Решение дается ему с трудом, Чуя чуточку хмурит идеальные брови и поджимает губки, явно собираясь добиться права исполнить задуманное даже против его воли. Но Дазай заталкивает всю бурю своих чувств поглубже, снова сжимает запястья любимого, и выдавливает из себя:
— Я напишу ему. Приглашу сюда, к нам. Пусть остальные гадают, с чего такая честь для этой мерзости лисьего рода, нежели кто-то будет трепать твое имя. Ты слишком прихорошился, чтобы я тебя отпустил, — Осаму заканчивает говорить шепотом, неожиданно прижимает к себе Чую и его пальцы скользят по ровной спине вниз, вниз, прямо к закруглению ягодиц и основаниям восьми рыже-красных хвостов, взволнованно двигающихся за спиной. Осаму касается губами пушистого уха, сжимает основания хвостов и под протестующее тявканье Чуи шепчет едва слышно: — Даже если он сумеет подарить тебе сразу восемь духовных лисят, займет каждую свободную связь твоего духа, я собираюсь сегодня же заполнить твое тело, слышишь? Не знаю, где ты скрыл печать, но невозможно любиться неделями и не зачать любимому хотя бы одного. Не смогу взять количеством — придется брать качеством.
И договорил, отстранившись, бросив на Чую грозовой взгляд сверху вниз:
— Со всей этой красотой — марш в постель, и никаких личных визитов к одиноким старым мерзавцам!
Чуя издал нечто среднее между тявком и возбужденным писком, подхватил полы кимоно и опрометью кинулся к спальне. Осаму сжал руку в кулак и прикрыл глаза, дыша на счет, а когда открыл и опустил взгляд — удовлетворенно кивнул: Чуя протек от его слов, и на полу растеклись влажные капельки — доказательства его возбуждения.
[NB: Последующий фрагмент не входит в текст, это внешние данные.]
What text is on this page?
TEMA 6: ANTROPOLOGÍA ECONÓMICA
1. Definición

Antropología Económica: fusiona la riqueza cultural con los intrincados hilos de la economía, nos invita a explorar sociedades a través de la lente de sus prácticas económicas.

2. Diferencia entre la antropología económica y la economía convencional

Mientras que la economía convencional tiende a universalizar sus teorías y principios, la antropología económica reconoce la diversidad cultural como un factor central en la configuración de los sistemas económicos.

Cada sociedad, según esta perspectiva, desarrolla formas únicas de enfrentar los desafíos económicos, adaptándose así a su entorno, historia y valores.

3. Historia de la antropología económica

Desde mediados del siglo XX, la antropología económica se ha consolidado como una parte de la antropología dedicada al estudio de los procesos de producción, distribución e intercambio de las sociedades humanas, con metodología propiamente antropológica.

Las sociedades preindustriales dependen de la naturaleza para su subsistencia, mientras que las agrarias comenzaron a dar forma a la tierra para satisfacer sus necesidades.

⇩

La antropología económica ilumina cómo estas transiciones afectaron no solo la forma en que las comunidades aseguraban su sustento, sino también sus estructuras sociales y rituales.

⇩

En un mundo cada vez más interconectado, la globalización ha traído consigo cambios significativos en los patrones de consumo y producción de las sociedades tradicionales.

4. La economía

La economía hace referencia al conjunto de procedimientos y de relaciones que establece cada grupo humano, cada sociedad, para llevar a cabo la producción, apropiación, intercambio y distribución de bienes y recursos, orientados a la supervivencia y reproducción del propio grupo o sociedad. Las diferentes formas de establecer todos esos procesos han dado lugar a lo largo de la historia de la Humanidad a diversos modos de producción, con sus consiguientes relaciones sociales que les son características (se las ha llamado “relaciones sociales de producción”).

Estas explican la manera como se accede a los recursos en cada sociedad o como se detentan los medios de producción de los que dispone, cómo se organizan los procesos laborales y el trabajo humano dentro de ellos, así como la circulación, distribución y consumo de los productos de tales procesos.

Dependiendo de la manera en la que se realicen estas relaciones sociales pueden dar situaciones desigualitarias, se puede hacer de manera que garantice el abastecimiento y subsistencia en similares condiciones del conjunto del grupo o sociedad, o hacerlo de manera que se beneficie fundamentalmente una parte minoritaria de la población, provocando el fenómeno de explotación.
Мок Чуя легко, охотно и обильно — иногда его становилось даже жаль за всю эту влажность между ног, но гораздо чаще Осаму благословлял ее и использовал.
— Я тебе покажу, лисята от белого лиса, — негромко пробормотал лис, и решительным шагом двинулся в спальню.
Ревновать собственного мужа — не тот опыт, который он хотел получить в супружеском союзе, и сегодня ему очень хотелось объяснить Чуе, что такое «в радости и в горе», и почему чужих детей у них не будет, даже если Чуя понесет всех лисят совсем от других мужчин.
Крепко кусая спеленутого и стонущего в кимоно Чую за бедро, мрачно сверкающий глазами Дазай даже и не думал о том, что для духовной вязки Шибусаве не придется разоблачать его любимого.
На красно-рыжем, ослепительно ярком духовном слепке чужой души, от его меток загорались следы голубого лисьего пламени, и Осаму ни капельки не жалел, что он такой ревнивый — чтобы лечь на живот, задрав повыше, выпятив и раздвинув руками ягодицы, из кимоно Чуя выпрыгнул со скоростью, достойной зваться рекордной.